'There's no pressure on me to succeed'

June 15, 2001

Olga Wojtas squeezes into a hotel room to hear a nurse's tale of further study.

The workshop title, "Perspectives of Adult Learners", seemed pretty standard. The workshop was not. It was held in a bedroom of the Swallow Hotel Glasgow. The twin beds were stashed in the bathroom and delegates brought their own chairs. Eilidh Whiteford, of Glasgow University's adult and continuing education department, had decided that rather than be a talking head, the workshop would involve interviewing prospective mature student Ann Scott.

Schooldays were not the happiest days of Scott's life. "I don't really remember much before secondary school," she says. "I was in a few schools, because we moved around with my dad's job. When I came back to Scotland, I had a very Irish accent, and quite a few of the teachers picked on it. I would call it ritual humiliation. They made you stand up and talk about what farm you came from."

Once she had sat the O-grade examinations, she just "put in time" until she could leave school and go into nursing. "Going to university was not something I ever wanted to do. I just wanted to be a hands-on nurse." She gave up nursing to bring up two children. Although she has worked in a library and a charity shop, she has largely worked at home.

But at the age of 47, Scott is set to start a Glasgow University degree course, following three years of study through Glasgow's outreach programme. She insists that university was never part of the game plan and seems almost taken aback by her impending undergraduate status.

She returned to learning "accidentally" after her teenage daughter asked her to come to a leisure class in psychology. The local authority education department then contacted her about credit-bearing outreach courses, run by the university and underwritten by the local community education department.

Scott opted for a social psychology course. "I didn't really enjoy it. It was mostly learning from books and you just churned it back out again. It was like going back to school." Scott reluctantly moved on to the next course on offer, Scottish literature. From having loathed English at school, she was hooked. She did not always enjoy what she was reading, but she enjoyed the debate, the sharing of insights and the widening of her horizons. It boosted her self-confidence and self-worth.
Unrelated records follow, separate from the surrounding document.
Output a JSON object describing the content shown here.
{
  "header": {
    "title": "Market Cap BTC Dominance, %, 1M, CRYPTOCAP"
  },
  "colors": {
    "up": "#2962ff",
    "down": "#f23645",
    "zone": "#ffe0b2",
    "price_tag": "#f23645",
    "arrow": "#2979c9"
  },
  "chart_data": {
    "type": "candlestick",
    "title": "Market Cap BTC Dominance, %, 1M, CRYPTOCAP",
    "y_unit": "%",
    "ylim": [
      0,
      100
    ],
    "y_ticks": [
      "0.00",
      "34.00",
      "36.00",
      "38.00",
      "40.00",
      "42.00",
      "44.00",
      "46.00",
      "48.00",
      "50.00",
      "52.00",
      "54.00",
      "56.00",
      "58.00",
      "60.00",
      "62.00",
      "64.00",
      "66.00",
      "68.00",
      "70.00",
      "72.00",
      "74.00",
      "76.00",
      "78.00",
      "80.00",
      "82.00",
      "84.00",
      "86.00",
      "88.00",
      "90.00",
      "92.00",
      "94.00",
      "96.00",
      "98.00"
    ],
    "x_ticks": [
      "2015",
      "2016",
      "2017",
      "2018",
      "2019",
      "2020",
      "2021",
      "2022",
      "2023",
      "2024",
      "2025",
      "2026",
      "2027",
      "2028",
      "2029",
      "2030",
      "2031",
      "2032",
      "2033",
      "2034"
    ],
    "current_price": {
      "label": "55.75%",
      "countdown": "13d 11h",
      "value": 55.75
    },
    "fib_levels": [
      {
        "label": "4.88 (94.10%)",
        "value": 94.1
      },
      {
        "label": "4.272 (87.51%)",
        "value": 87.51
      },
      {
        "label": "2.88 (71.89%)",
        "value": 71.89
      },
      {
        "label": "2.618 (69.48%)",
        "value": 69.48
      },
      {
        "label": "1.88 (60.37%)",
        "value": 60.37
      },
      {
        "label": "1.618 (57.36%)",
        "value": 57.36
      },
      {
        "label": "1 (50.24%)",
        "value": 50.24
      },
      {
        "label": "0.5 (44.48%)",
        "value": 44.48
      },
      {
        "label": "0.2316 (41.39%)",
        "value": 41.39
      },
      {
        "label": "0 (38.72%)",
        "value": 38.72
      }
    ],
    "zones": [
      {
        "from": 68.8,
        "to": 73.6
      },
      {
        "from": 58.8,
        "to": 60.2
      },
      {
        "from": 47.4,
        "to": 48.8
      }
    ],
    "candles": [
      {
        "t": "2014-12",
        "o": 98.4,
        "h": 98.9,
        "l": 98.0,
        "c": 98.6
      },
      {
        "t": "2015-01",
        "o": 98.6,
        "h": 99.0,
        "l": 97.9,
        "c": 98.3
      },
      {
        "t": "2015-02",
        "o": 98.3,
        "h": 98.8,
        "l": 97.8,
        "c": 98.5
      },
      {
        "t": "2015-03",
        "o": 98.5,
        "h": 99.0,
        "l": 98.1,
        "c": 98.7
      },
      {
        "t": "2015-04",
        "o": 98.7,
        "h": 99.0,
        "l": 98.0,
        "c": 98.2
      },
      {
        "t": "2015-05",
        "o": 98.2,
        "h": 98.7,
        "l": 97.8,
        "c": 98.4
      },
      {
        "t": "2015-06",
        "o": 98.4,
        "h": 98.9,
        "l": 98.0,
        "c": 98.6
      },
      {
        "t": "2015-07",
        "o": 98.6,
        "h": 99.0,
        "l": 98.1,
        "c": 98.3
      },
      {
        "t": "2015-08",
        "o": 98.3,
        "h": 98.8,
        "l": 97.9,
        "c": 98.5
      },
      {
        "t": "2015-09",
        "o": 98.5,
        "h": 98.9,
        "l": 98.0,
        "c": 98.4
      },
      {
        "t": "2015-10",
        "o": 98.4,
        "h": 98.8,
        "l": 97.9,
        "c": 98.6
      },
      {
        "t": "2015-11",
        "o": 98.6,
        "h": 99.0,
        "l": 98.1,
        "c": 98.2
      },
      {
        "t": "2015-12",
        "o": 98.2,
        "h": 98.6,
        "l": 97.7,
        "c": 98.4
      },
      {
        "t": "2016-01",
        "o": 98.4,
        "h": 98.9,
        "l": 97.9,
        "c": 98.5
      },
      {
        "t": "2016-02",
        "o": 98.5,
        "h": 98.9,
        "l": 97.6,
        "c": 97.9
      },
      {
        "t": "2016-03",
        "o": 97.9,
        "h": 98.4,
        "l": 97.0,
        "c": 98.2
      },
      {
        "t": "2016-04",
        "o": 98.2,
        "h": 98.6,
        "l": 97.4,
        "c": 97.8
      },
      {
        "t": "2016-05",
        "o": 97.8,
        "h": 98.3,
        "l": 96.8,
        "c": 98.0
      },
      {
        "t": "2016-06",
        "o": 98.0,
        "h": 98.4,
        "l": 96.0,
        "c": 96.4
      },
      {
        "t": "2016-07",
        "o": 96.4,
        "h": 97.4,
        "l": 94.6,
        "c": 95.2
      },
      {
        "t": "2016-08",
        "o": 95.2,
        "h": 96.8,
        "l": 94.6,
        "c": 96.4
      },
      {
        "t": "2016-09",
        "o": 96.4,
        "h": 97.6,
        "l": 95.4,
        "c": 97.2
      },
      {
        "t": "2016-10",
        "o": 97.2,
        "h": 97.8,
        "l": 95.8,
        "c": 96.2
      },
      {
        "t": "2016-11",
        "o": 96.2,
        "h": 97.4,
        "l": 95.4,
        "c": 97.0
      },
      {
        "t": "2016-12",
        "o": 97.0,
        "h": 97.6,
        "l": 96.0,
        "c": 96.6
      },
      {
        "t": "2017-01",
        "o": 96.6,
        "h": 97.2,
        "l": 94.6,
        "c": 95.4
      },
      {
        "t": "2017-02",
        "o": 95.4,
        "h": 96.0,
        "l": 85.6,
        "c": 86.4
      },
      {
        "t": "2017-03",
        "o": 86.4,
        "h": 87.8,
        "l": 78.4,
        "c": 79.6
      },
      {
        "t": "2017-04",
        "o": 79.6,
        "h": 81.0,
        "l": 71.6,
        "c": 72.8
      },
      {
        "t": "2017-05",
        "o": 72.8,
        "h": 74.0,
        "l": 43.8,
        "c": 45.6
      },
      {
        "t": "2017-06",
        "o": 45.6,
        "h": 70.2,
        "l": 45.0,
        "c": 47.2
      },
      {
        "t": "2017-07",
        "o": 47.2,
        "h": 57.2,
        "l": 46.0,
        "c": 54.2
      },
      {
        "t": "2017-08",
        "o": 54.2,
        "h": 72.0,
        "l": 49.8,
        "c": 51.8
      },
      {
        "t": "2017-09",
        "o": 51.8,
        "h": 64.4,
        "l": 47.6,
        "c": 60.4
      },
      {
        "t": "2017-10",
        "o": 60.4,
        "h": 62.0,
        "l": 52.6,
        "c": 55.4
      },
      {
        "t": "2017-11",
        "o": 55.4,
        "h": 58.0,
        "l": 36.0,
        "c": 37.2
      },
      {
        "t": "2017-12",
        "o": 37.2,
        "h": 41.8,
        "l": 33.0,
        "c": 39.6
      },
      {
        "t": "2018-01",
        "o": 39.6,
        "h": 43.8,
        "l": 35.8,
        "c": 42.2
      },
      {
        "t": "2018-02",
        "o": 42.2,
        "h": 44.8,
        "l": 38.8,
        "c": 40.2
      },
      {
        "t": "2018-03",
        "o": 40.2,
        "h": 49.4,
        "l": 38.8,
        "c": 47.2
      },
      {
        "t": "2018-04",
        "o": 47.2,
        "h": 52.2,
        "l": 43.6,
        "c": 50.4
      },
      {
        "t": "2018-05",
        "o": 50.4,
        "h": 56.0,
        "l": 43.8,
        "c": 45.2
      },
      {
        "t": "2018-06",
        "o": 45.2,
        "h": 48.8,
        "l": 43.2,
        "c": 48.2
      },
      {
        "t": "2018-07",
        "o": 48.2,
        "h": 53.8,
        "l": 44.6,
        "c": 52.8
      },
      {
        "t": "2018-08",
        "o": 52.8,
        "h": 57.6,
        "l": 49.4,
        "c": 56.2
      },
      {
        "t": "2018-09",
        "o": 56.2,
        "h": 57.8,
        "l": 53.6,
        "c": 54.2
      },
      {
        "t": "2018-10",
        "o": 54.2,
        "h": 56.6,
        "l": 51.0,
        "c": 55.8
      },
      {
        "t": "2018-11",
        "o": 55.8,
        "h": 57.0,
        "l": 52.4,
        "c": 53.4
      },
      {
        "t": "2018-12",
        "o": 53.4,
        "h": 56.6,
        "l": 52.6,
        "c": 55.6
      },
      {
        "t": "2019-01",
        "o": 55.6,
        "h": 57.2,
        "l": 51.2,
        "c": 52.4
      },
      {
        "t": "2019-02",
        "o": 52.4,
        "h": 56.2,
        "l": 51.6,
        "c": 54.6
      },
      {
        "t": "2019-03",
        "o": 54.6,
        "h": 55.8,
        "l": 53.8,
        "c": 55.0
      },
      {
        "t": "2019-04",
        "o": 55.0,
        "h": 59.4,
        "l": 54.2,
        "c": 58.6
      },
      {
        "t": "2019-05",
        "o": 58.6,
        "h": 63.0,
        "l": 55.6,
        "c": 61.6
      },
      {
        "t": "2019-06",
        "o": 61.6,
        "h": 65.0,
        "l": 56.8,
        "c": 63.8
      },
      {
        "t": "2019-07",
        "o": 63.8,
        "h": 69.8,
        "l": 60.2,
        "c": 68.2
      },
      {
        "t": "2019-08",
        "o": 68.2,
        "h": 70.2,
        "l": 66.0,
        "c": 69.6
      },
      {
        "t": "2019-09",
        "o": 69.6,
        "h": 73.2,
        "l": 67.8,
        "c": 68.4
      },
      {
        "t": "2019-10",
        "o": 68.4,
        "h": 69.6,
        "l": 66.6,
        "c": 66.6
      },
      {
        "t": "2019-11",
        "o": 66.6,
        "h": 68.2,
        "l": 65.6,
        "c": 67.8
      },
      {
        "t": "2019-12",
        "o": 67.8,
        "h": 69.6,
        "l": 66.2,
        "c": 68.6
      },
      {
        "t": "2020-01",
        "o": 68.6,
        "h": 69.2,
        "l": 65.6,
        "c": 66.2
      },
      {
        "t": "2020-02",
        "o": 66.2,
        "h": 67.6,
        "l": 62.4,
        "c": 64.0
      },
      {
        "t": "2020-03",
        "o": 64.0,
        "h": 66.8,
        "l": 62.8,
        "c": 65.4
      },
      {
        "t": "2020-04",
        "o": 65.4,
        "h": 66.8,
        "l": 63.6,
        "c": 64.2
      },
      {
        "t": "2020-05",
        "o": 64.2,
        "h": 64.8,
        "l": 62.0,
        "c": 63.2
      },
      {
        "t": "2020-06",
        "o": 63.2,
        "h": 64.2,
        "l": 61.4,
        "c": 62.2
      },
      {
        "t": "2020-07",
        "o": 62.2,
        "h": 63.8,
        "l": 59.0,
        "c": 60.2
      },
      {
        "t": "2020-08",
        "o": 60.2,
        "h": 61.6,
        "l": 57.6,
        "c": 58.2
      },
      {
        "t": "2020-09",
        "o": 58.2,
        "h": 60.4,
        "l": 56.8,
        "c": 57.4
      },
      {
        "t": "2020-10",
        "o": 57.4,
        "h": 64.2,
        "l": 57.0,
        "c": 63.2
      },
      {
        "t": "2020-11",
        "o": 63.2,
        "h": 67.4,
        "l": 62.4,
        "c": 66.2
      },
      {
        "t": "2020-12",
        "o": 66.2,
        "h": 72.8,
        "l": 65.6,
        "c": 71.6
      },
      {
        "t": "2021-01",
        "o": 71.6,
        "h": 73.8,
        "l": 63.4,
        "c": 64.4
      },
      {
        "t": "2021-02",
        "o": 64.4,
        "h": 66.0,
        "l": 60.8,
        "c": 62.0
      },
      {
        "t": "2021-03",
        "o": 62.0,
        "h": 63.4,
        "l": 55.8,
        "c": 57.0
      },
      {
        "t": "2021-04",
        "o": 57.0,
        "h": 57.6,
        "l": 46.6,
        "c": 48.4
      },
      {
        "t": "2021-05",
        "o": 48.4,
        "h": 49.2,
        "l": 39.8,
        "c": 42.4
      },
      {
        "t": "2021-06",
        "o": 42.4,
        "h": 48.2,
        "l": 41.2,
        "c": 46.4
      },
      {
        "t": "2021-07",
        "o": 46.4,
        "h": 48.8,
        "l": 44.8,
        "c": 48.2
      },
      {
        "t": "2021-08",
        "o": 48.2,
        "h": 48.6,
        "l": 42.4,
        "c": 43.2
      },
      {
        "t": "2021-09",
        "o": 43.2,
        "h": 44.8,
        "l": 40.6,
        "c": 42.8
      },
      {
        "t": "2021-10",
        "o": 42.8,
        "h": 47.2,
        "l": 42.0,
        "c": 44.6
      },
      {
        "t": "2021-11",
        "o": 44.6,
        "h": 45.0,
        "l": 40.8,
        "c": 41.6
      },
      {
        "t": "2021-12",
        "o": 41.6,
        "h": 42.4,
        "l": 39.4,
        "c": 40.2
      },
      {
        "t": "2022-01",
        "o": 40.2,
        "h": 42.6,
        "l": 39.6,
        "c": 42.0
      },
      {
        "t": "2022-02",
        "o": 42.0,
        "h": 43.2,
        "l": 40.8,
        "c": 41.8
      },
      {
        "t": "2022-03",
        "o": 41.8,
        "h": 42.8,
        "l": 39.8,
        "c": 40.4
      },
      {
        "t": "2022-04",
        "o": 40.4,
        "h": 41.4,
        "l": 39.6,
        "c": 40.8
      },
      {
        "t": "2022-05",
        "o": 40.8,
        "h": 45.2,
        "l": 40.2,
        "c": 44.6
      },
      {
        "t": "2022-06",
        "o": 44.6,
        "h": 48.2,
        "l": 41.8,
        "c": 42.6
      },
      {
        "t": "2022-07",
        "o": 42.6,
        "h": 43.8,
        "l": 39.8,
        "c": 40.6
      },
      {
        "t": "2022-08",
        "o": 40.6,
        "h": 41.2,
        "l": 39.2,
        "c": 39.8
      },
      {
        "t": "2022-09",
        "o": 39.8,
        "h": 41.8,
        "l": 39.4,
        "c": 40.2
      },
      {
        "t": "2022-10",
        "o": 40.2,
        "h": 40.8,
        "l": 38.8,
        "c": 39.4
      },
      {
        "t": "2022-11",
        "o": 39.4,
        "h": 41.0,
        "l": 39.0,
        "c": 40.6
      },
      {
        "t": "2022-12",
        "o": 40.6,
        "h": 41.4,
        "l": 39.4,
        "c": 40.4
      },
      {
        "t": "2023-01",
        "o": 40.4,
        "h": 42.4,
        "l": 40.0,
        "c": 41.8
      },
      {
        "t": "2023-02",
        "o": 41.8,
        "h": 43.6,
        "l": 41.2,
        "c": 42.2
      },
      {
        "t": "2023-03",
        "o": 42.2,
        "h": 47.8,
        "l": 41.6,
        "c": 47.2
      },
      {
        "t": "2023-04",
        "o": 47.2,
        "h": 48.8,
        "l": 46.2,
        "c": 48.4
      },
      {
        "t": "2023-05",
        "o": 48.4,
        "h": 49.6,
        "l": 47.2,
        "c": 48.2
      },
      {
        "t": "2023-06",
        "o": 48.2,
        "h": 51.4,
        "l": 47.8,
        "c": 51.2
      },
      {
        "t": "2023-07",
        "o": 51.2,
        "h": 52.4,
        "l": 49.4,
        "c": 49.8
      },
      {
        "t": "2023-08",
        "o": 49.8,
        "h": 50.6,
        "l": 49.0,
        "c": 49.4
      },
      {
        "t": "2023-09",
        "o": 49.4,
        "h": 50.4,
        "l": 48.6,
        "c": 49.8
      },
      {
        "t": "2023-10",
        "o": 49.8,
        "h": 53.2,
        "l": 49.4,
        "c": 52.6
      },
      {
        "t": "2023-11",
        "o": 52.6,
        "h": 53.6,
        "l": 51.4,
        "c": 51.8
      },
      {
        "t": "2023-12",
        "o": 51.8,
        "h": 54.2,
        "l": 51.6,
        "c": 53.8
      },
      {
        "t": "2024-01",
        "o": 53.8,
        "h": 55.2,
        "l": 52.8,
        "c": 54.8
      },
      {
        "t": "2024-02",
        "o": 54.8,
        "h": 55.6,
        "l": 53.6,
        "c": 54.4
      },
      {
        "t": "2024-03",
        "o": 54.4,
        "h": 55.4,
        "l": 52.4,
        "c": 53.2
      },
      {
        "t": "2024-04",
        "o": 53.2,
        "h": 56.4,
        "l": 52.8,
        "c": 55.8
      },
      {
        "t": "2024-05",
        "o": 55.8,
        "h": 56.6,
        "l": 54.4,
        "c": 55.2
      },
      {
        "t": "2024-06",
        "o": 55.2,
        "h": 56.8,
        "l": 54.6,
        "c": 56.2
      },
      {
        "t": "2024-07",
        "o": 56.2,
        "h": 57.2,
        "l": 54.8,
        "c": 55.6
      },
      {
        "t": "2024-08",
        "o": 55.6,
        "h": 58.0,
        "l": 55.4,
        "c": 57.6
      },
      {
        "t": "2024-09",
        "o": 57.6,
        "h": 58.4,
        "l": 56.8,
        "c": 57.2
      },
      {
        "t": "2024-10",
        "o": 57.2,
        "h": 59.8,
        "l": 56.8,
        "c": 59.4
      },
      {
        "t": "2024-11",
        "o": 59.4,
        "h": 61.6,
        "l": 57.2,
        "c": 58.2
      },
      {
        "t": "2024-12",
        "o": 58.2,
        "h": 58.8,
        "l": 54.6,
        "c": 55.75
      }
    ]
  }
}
Whiteford asks what the biggest academic hurdle had been. "Having the confidence to get into writing essays. Believing that as long as you justify what you write, they don't mark you down. [The local authority] give you a teacher to give you support in writing essays, but it was quite intimidating to produce something six pages long when it was 30 years since you'd done an essay," Scott says.

"We had a support group to get round the basics of how to start learning and how to answer questions. The tutors were very helpful, giving lots of feedback."

As for external pressures, mature students face real responsibilities of running a home, caring for children and elderly relatives, Scott says.

"When you're young, if you're living at home, your mum's still going to cook your dinner, do your washing and make the bed. As an adult, there's no pressure on you to succeed (academically)."

Her husband and children are proud of her and support her decision to continue studying. "But they've not done anything constructive. There's nothing they do to help me," she says. "I'm lucky because the children are older (18 and 19) but even a couple of years ago, you work it round school hours and try and fit it in. It's not easy. You get the kids off school, off sick, on holidays and long weekends, and I find I can't work at night very easily because I'm too tired.

"I thought I was doing really well this year, because my son was at Edinburgh University. But he got so homesick he's come back, and is applying to Glasgow and Strathclyde for next year, which didn't go down too well with me."

Whiteford asks what attracted Scott to the degree course, and there is hollow laughter from the academics in the bedroom at her reply. "I like the form (of the outreach course) with very small classes. It's like a tutorial, with a lot of ideas passed around and a lot of enjoyment from interacting with a small group you know. I don't think it will be like that at university, but I enjoy it so much just now I thought I might as well just go ahead and stick with it."

And the future? "I hope I'll cope with the work. I'm waiting to see what happens, but I'd like to use whatever I learn. It's in the back of my mind to do some archival-type job, museums or libraries. My husband would like me to get a good job so he can retire. They're all wonderful at these witticisms."